We proceed from the simple assumption that the diagnosis of social problems, even more than medical problems, are rarely matters of certainty. The definition and diagnosis of social problems, as well as the policy responses to problems, involve politics, that is, conflicting values and interests, and this was no less the case in the Soviet Union than in the United States. Outsiders commonly assumed that because the Soviet Union had only one party, political thought was monolithic and political debate non-existent. This was far from true. Starting before the revolution, the Soviet Communist Party contained more than one tendency or trend. Gorbachev did not invent his policies out of whole cloth, but rather his policies reflected trends in the Party that had earlier been represented in part by Nikolai Bukharin, Nikita Khrushchev and others.
Just as Gorbachev’s ideas did not arise in a political vacuum, neither did they arise in a socio-economic vacuum. That is, Gorbachev’s political ideas reflected social and economic interests. Gorbachev’s reforms after 1986 reflected the interests of those in Soviet society with a stake in private enterprise and the “free market.” This sector consisted of entrepreneurs and corrupt Party officials whose numbers had increased during the previous thirty years.

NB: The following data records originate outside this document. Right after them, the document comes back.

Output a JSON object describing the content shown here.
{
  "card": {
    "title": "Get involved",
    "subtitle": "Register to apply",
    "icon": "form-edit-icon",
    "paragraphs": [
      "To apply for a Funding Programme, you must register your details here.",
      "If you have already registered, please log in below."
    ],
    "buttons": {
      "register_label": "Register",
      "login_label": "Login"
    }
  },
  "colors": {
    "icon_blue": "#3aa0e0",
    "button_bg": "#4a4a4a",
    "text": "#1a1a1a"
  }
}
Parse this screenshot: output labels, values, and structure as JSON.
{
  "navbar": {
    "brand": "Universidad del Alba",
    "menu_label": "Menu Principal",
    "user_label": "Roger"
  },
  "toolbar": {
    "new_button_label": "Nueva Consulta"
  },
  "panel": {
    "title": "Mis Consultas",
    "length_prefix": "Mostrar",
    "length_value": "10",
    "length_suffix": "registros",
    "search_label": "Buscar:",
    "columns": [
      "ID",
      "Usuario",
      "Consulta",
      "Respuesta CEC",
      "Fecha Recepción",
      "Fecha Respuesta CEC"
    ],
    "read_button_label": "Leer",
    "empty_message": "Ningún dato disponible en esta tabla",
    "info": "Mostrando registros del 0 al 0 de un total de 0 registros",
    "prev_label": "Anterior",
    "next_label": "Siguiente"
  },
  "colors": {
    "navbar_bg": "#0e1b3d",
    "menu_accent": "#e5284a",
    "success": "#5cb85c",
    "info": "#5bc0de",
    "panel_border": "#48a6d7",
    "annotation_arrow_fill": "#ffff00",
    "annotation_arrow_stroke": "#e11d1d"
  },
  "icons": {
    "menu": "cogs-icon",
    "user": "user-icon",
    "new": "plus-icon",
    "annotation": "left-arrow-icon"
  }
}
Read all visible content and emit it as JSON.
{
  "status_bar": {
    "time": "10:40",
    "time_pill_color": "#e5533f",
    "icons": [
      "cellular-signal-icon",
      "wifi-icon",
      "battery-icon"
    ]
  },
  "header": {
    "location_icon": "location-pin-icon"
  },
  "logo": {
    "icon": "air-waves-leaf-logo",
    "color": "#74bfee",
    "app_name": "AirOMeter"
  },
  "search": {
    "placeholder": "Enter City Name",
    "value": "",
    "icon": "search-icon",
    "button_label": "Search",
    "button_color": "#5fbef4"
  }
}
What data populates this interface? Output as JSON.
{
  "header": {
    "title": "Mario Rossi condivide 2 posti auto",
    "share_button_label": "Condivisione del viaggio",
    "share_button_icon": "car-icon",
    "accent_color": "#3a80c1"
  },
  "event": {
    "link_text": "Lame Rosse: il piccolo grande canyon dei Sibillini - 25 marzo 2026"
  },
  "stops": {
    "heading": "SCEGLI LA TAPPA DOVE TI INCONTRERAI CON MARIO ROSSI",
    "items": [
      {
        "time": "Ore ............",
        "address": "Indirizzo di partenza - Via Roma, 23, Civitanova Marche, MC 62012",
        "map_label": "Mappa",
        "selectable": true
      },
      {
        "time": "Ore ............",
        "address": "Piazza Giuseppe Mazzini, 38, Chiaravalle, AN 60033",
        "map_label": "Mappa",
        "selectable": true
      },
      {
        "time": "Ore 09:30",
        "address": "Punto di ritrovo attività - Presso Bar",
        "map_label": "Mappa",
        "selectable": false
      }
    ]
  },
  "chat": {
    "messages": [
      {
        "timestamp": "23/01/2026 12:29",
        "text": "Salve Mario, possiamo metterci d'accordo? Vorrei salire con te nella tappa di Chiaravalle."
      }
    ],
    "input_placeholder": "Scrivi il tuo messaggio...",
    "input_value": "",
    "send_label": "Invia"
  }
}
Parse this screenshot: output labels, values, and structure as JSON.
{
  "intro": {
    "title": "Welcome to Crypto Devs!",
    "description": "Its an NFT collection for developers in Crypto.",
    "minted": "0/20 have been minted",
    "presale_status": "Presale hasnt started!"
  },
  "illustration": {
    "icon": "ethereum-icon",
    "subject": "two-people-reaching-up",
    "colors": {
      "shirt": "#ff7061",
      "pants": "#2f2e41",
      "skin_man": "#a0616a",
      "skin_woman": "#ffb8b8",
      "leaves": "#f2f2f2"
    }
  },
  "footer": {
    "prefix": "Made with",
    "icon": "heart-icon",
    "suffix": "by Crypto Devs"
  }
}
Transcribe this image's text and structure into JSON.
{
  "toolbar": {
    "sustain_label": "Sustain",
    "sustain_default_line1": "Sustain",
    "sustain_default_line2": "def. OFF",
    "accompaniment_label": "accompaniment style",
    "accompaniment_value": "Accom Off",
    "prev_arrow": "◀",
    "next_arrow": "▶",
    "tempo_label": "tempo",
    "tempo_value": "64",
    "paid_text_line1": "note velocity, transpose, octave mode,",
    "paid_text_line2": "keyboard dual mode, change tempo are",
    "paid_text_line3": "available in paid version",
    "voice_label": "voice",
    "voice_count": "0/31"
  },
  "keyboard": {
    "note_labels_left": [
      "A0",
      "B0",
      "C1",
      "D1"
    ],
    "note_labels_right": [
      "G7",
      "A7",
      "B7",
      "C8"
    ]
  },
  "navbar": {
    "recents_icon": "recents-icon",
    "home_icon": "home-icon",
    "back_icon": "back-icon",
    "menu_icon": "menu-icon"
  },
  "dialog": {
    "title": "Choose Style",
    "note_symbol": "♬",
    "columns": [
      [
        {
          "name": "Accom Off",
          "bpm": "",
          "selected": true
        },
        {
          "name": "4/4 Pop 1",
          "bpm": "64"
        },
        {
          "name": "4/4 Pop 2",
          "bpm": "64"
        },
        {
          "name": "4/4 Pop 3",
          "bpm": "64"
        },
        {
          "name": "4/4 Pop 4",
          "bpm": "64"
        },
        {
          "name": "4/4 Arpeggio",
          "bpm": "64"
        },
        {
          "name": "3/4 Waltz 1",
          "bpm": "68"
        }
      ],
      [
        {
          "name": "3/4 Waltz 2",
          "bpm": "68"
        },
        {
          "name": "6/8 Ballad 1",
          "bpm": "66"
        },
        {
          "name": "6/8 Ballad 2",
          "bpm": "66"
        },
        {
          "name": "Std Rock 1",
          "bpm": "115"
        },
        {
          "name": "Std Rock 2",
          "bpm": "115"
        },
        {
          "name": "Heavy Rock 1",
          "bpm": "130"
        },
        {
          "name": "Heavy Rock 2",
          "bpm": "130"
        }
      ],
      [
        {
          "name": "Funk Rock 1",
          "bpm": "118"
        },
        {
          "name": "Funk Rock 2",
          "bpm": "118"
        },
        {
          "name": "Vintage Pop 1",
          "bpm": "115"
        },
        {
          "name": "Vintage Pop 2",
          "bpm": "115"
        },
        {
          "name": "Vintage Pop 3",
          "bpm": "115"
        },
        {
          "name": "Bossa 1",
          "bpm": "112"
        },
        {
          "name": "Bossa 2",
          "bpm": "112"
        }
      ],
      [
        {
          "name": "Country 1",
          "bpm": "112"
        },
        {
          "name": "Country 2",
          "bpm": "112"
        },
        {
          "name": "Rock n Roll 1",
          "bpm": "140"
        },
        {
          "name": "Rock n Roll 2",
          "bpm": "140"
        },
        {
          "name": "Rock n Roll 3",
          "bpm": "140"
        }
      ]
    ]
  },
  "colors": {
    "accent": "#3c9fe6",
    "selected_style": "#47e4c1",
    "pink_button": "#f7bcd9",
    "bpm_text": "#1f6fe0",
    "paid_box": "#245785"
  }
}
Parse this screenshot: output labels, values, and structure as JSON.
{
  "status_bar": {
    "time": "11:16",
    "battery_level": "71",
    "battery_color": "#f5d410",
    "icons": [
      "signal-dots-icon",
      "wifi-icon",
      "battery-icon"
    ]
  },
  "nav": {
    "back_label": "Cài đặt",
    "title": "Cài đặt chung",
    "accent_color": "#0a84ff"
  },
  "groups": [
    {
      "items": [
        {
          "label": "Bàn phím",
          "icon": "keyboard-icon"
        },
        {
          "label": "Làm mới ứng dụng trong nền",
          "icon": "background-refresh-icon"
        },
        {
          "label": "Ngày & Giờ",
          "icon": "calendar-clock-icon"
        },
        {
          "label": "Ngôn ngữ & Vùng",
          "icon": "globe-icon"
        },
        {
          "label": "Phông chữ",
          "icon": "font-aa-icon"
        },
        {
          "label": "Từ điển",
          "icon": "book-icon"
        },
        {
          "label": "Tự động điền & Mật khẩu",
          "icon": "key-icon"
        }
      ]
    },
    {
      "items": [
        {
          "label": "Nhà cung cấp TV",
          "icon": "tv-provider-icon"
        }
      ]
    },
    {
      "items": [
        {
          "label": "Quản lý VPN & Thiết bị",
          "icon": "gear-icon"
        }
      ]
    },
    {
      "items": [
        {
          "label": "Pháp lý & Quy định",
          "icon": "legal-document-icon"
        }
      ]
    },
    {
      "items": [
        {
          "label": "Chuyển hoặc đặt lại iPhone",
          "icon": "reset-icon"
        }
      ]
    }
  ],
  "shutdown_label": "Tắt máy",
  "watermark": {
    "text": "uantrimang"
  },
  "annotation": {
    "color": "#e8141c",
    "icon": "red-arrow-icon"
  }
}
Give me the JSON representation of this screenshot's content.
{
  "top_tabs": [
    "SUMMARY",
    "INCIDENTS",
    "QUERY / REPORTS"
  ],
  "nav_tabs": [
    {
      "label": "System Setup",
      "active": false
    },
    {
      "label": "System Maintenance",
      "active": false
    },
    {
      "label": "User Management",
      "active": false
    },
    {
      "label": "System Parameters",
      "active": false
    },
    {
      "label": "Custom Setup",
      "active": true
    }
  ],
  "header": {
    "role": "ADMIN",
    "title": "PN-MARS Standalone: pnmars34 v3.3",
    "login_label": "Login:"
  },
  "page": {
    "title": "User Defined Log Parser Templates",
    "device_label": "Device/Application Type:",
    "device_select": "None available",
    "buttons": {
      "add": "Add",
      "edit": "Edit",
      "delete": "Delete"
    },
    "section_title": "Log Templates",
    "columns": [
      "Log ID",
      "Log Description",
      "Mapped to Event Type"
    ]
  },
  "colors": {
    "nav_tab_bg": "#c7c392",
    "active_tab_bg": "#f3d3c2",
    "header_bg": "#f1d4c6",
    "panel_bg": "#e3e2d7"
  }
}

Before proceeding, a word of clarification is necessary. Though a continuity existed in the approach of Bukharin, Khrushchev, and Gorbachev, the problems they confronted, the social basis of their support, and the policies they advocated differed. For example, in the 1920s, the largest social group with an interest in private enterprise was the peasantry, which constituted a distinct class representing about 80 percent of the population. By the 1970s only 20 percent of the population worked in agriculture, and most of these were agricultural workers on state farms or collective farms. By then the social group with a stake in private enterprise had become the petty entrepreneurs in the second economy. Such elements had thrived under the New Economic Policy (NEP) of the early 1920s, shrank drastically with the collectivization of property under Joseph Stalin, re-emerged under Khrushchev’s so-called liberalization, increased greatly in size under Brezhnev’s laxness, and ballooned under Gorbachev’s reforms. In another difference, the agricultural question, which was so prominent in Bukharin’s championing of the kulaks, and in various Khrushchev policies, did not figure prominently in Gorbachev’s program. Moreover, Gorbachev’s foreign policy retreats, cultural liberalization, weakening of the Party, and market initiatives went to lengths never contemplated by his precursors.